# Thread: Linear Alegebra linear equations proofs

1. ## Linear Alegebra linear equations proofs

Prove the following:

A system of linear equations
Ax = b with m < n either has no solution or has several different solutions.

A system of linear equations
Ax = b where A has rank m always has a solution.

I think I'm making a little bit of headway but some help would be much appreciated

Prove the following:

A system of linear equations
Ax = b with m < n either has no solution or has several different solutions.

A system of linear equations
Ax = b where A has rank m always has a solution.

I think I'm making a little bit of headway but some help would be much appreciated
You need to define thoroughly what everything means here.

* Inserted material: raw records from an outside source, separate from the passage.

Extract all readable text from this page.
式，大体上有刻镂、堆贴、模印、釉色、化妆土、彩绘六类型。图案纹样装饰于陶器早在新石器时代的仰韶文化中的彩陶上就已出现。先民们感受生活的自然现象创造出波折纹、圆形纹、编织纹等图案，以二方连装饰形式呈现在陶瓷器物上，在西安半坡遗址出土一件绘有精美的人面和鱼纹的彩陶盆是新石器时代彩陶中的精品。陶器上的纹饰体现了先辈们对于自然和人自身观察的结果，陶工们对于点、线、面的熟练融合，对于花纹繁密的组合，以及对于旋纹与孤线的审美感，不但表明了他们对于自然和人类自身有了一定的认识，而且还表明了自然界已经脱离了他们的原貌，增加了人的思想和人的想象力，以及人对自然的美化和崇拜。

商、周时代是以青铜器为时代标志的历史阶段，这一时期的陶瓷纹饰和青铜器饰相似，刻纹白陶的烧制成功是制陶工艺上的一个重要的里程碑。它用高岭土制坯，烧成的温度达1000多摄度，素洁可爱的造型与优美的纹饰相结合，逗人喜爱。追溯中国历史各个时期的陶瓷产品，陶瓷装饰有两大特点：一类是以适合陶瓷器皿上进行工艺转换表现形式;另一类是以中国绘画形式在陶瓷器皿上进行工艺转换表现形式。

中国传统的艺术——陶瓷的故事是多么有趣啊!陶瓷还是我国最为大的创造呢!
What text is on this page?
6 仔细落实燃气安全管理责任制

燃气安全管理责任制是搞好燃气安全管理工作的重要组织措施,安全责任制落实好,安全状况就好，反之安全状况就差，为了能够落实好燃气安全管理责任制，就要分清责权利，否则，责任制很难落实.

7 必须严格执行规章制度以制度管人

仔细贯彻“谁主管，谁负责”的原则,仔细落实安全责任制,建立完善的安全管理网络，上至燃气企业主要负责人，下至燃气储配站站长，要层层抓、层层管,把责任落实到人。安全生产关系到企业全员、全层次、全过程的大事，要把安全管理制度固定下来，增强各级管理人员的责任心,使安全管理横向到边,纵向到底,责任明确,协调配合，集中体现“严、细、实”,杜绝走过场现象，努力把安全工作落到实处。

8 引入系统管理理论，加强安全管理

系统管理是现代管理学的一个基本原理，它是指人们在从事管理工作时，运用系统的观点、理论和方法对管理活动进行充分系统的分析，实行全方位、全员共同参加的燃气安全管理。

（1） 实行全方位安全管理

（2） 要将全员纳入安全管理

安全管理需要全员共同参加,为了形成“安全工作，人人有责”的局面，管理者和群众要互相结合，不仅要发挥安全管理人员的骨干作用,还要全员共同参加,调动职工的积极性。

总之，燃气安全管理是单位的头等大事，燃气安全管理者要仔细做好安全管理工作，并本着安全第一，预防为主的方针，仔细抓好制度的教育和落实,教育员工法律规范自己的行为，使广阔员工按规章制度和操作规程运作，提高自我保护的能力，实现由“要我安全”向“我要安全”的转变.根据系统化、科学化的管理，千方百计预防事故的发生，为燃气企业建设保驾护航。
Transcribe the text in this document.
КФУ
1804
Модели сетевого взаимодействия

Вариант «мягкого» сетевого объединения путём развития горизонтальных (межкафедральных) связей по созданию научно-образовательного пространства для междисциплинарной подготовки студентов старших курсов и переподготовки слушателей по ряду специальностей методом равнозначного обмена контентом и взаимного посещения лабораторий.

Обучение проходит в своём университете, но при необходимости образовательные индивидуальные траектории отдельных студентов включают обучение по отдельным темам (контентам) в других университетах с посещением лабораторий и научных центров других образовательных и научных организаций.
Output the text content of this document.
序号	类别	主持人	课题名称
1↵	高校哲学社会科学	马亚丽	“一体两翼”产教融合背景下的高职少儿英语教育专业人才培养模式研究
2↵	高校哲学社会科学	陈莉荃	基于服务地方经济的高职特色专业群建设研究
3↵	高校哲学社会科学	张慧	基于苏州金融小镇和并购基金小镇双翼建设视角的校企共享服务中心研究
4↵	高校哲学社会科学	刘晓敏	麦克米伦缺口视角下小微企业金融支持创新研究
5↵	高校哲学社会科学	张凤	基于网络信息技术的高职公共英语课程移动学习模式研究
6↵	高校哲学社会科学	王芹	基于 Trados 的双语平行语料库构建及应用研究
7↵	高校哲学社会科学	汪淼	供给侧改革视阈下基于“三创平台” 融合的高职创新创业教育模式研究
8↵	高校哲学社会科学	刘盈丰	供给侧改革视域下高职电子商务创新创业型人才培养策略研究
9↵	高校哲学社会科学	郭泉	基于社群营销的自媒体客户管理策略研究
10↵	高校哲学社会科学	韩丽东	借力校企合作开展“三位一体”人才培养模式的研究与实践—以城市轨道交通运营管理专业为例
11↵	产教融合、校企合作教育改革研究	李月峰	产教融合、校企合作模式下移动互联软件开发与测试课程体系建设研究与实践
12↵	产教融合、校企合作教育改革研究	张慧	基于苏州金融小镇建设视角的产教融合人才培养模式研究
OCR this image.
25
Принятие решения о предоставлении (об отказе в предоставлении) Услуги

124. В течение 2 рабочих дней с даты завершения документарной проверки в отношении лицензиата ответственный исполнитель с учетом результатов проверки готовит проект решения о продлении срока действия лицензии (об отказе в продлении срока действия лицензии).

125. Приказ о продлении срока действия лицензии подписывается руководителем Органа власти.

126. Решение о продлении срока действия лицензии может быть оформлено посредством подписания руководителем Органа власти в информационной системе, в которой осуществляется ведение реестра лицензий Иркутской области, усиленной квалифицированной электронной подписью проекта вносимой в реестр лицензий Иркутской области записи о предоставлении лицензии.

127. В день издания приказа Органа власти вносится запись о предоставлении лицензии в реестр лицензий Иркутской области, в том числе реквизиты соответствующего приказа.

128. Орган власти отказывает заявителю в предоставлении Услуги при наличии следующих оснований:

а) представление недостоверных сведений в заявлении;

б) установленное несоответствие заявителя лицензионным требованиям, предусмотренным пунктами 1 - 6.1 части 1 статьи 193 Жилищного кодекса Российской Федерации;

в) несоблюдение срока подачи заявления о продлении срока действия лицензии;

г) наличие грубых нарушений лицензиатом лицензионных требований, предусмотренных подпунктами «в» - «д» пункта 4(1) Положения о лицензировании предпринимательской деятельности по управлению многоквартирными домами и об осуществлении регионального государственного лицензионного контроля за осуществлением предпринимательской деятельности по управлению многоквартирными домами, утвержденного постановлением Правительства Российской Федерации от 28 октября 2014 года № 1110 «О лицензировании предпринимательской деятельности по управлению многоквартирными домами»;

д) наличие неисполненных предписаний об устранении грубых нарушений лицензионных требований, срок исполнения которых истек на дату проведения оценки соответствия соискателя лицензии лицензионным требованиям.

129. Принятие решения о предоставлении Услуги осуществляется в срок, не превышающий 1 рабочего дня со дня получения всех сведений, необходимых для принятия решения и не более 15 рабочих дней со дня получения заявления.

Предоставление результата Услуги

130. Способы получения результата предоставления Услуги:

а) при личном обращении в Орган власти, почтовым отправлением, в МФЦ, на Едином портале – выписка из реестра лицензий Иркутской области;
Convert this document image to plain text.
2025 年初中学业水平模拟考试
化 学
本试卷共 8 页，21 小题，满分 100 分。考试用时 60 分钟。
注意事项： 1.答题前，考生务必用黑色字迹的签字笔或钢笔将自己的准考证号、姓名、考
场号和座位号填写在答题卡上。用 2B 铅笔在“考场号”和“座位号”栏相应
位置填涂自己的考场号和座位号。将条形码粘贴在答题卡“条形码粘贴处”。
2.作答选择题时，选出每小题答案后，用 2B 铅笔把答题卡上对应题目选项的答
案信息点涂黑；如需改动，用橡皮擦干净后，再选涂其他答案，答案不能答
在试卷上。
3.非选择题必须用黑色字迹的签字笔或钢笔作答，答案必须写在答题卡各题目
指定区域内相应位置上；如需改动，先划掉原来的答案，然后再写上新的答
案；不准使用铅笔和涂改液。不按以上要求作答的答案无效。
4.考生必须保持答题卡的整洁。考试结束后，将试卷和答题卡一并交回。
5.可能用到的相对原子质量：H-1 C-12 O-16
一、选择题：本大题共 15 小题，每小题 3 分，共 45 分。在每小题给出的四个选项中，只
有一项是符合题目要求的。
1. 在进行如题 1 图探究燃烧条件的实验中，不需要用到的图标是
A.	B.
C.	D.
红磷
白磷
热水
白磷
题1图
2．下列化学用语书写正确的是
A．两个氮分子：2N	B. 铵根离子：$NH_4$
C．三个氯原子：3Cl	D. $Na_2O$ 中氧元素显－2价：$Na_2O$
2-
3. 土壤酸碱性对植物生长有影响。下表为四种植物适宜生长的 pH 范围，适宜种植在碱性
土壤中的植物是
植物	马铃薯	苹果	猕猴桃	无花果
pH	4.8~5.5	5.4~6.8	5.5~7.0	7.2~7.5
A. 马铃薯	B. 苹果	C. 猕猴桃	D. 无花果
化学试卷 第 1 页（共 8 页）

3. Suppose A has rank n, that is A is invertable. Then $\displaystyle Ax = b$ has a unique solution $\displaystyle x = A^{-1}b$ by uniqueness of the matrix-inverse.

If A has rank m < n then it is row-equivalent with a matrix with at least one row zero's, say row i, $\displaystyle 1 \leq i\leq n$. Suppose it does have a solution $\displaystyle x^* = (x_1,\cdots x_i,\cdots x_n)$. Then for any choice of $\displaystyle x_i\in \mathbb{R}$ we have that $\displaystyle x^*$ is a solution.